Multi-View MRI Approach for Classification of MGMT Methylation in Glioblastoma Patients

The presence of MGMT promoter methylation significantly affects how well chemotherapy works for patients with Glioblastoma Multiforme (GBM). Currently, confirmation of MGMT promoter methylation relies on invasive brain tumor tissue biopsies. In this study, we explore radiogenomics techniques, a promising approach in precision medicine, to identify genetic markers from medical images. Using MRI scans and deep learning models, we propose a new multi-view approach that considers spatial relationships between MRI views to detect MGMT methylation status. Importantly, our method extracts information from all three views without using a complicated 3D deep learning model, avoiding issues associated with high parameter count, slow convergence, and substantial memory demands. We also introduce a new technique for tumor slice extraction and show its superiority over existing methods based on multiple evaluation metrics. By comparing our approach to state-of-the-art models, we demonstrate the efficacy of our method. Furthermore, we share a reproducible pipeline of published models, encouraging transparency and the development of robust diagnostic tools. Our study highlights the potential of non-invasive methods for identifying MGMT promoter methylation and contributes to advancing precision medicine in GBM treatment.

💡 Research Summary

This paper presents a novel deep learning framework for the non-invasive classification of O6-methylguanine–DNA methyltransferase (MGMT) promoter methylation status in patients with Glioblastoma Multiforme (GBM), a critical biomarker for predicting response to temozolomide chemotherapy. The work addresses the limitations of current 3D deep learning models, which are computationally expensive and memory-intensive, by proposing an efficient “multi-view” 2.5D approach.

The core methodology involves four key stages. First, a standardized pre-processing pipeline is applied to the heterogeneous BraTS 2021 dataset (583 patients), involving format conversion, reorientation, and registration to a common brain atlas. T2-weighted images (T2wi) are used as the primary input modality due to their effectiveness in highlighting tumor extent. Second, tumor subregions (edema, necrosis, enhancing tumor) are automatically segmented using a pre-trained nnU-Net model. Third, a novel slice selection technique is introduced: instead of using all slices or the slice with the largest tumor area, the authors select a single, most representative slice from each of the three anatomical planes (axial, sagittal, coronal) based on the maximum Feret diameter of the tumor in that slice. This method proves superior in identifying slices that best represent the tumor’s spatial extent. Fourth, these three selected 2D slices are processed through three separate pre-trained MONAI DenseNet-121 feature extractor branches. The resulting feature vectors from each view are then concatenated and fed into a fully connected classifier network to predict the binary MGMT methylation status.

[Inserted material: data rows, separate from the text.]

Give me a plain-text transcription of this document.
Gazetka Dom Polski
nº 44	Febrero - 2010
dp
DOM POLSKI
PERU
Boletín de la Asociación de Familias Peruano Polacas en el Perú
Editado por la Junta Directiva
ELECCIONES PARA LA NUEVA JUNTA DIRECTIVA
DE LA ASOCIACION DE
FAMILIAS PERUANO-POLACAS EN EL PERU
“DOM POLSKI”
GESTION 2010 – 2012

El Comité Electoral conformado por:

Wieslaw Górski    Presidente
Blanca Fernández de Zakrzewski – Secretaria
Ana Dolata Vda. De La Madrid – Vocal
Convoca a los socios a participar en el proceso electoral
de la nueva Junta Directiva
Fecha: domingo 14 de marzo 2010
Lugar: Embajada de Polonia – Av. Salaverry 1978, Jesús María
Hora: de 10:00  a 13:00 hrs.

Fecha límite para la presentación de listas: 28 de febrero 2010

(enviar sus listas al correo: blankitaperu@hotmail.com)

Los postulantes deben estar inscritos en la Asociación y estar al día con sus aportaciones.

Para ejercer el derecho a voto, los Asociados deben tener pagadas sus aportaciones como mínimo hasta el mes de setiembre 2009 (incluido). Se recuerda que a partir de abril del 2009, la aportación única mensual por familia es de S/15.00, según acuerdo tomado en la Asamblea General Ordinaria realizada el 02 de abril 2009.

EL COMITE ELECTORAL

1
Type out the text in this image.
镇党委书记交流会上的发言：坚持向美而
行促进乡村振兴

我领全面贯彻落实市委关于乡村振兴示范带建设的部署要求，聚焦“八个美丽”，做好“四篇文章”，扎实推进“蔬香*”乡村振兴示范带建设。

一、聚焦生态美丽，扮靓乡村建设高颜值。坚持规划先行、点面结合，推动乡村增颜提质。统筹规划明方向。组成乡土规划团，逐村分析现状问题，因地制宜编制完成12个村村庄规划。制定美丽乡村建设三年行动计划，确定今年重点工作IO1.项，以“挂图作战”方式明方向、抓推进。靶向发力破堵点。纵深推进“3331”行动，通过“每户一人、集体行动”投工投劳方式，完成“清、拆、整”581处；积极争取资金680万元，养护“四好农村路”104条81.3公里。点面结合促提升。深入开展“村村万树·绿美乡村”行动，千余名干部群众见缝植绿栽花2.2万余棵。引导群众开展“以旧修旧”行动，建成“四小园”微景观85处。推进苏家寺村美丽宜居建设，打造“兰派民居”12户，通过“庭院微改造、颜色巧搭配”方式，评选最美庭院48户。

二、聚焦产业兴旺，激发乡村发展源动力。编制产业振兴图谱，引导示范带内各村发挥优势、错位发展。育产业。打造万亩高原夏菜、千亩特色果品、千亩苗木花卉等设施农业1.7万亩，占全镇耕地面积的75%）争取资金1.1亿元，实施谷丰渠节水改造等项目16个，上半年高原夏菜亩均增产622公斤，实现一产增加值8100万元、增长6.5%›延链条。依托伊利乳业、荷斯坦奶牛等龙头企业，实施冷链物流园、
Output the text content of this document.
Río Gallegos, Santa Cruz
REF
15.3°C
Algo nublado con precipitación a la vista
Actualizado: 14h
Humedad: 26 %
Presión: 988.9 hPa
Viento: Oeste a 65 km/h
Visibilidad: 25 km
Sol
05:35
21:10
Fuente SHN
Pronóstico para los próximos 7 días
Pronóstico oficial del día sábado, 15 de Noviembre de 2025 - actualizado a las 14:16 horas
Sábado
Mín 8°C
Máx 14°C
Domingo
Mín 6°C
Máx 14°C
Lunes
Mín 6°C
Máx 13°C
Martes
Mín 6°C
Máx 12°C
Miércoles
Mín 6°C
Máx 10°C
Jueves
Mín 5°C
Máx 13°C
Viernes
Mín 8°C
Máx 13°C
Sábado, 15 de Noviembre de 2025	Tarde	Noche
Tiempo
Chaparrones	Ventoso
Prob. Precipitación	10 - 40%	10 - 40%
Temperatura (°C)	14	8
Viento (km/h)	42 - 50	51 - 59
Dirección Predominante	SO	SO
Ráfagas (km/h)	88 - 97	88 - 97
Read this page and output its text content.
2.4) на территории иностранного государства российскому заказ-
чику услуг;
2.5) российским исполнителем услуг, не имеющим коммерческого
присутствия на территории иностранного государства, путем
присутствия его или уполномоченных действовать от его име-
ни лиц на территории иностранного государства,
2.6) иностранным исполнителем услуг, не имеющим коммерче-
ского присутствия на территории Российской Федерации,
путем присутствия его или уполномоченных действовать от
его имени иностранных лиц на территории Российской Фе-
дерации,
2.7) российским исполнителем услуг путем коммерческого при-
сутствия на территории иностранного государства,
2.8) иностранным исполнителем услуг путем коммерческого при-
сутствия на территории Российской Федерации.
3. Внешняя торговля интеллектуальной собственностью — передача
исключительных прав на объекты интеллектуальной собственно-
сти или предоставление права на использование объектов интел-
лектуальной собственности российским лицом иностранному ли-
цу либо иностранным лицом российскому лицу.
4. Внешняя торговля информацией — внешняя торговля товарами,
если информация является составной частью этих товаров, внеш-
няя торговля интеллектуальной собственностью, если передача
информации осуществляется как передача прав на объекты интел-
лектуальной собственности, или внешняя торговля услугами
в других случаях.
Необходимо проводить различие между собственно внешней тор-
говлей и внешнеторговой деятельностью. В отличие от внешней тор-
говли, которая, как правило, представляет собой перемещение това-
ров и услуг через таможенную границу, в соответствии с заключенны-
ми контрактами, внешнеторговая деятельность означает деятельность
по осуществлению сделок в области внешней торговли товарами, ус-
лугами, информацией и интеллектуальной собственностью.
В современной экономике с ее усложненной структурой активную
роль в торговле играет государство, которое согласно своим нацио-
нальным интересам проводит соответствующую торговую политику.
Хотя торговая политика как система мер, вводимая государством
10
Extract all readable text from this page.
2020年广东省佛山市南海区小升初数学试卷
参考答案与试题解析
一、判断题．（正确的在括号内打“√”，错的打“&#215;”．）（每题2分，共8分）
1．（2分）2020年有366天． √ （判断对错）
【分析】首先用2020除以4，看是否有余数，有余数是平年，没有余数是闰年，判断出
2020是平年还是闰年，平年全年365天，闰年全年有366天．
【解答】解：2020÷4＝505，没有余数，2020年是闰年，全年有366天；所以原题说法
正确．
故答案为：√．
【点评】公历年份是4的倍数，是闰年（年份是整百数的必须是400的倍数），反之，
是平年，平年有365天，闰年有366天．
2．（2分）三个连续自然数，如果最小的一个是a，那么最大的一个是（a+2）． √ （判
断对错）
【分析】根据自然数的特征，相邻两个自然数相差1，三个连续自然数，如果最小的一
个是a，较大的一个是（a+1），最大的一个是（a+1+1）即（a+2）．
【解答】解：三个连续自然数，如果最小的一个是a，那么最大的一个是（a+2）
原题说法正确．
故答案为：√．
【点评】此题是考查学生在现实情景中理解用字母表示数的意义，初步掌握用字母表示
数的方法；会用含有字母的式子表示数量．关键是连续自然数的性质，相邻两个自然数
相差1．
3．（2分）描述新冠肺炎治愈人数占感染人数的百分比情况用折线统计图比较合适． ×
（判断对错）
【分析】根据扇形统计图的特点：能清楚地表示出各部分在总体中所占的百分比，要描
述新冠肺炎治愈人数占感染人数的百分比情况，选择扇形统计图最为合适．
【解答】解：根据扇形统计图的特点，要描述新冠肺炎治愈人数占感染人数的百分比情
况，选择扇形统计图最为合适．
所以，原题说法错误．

The proposed multi-view model achieves an AUC of 0.662 on the test set, outperforming not only single-view models using only axial (AUC 0.556), sagittal (0.568), or coronal (0.553) slices but also a 3D ResNet model using the entire volume (AUC 0.551). This demonstrates that the multi-view strategy effectively captures complementary spatial information across planes while significantly reducing computational complexity compared to full 3D models.

A significant additional contribution of this work is the authors’ commitment to reproducibility and benchmarking. They re-implemented several key state-of-the-art methods for MGMT prediction (e.g., Korfiatis et al., Han & Kamdar) within the same pre-processing pipeline and have publicly released the entire codebase, including executable notebooks. This provides a transparent and accessible benchmark for future research in this challenging domain.

In summary, this study introduces an efficient and effective multi-view 2.5D deep learning model for non-invasive MGMT status prediction in GBM, balancing performance and computational cost. By also providing a reproducible pipeline for existing approaches, it advances the field towards more robust, transparent, and clinically applicable diagnostic tools in neuro-oncology and precision medicine.